July 10 (Bloomberg) -- South Korea’s government bonds gained, sending yields to 14-month lows, as the central bank said economic growth has slowed and that the decision to keep its benchmark interest rate unchanged today wasn’t unanimous.
Inflationary pressure is weaker than expected and the Bank of Korea will watch shifts in major countries’ monetary policies, it said in a statement. The move to hold borrowing costs at 2.5 percent was predicted by all 16 economists surveyed by Bloomberg. One board member opposed the decision, Governor Lee Ju Yeol said at a press conference in Seoul, adding that the central bank has cut its 2014 gross domestic product growth forecast to 3.8 percent from 4 percent.
“Today’s BOK statement and the governor’s stance signal a rate cut, and now the focus will be on how many times it is lowered,” said Kim Hong Joong, a Seoul-based fund manager at Samsung Asset Management. “I believe the central bank is trying to cooperate with the government’s efforts to boost domestic consumption.”
The yield on the 3.125 percent government notes due March 2019 dropped six basis points, or 0.06 percentage point, to 2.79 percent in Seoul, Korea Exchange Inc. prices show.

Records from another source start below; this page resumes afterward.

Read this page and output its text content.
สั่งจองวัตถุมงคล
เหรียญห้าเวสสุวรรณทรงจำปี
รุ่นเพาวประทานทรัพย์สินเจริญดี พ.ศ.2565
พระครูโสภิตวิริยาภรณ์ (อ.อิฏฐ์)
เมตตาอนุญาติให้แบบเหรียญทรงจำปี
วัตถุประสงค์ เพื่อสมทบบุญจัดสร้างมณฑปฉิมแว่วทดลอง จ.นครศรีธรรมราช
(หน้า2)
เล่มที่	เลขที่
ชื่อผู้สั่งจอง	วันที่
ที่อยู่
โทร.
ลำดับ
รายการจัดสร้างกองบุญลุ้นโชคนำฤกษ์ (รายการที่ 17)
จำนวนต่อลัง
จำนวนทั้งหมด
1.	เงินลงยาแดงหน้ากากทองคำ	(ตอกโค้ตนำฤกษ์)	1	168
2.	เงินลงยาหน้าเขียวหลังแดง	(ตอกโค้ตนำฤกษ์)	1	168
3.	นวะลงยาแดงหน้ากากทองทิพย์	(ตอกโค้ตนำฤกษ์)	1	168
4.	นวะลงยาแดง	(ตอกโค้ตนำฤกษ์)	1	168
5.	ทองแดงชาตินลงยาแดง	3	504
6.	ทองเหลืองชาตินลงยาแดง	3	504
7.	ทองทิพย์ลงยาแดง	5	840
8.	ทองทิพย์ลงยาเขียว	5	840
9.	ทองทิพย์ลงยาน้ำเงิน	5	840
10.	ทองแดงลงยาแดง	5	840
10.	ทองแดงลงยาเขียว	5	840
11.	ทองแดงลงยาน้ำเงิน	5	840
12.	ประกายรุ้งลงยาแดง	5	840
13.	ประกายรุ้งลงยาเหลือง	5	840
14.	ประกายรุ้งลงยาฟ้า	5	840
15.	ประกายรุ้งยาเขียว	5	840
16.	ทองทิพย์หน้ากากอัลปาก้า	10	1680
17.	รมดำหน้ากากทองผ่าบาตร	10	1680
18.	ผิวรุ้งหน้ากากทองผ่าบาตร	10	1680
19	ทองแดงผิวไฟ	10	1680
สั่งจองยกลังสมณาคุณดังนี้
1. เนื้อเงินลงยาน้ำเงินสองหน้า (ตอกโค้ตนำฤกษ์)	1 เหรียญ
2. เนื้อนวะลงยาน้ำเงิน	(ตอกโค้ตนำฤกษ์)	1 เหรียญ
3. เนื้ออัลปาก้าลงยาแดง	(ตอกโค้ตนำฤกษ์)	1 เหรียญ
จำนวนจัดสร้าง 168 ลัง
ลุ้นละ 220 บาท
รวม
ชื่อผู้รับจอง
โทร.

That’s the lowest level for a similar-maturity sovereign note since May 2013. The 10-year yield fell eight basis points to 3.08 percent, also the lowest since May 2013, while the three-year rate declined two basis points to 2.60 percent.
Nomura Holdings Inc. and Woori Investment & Securities Co. said in reports released after the rate decision that there is a possibility the central bank will cut borrowing costs in August. Barclays Plc delayed its rate-increase call to the first quarter of next year from the third quarter of 2014, Singapore-based economist Wai Ho Leong said in a research note today.
U.S. central bankers acknowledged the need for monetary policy to continue to promote the favorable conditions needed to support economic expansion, according to the minutes of the Federal Reserve’s June meeting released yesterday.
The won weakened 0.1 percent to 1,013.45 per dollar, according to data compiled by Bloomberg. The currency reached 1,008.37 on July 4, the strongest level since 2008. One-month implied volatility, a gauge of expected swings in the exchange rate used to price options, dropped 15 basis points to 4.47 percent.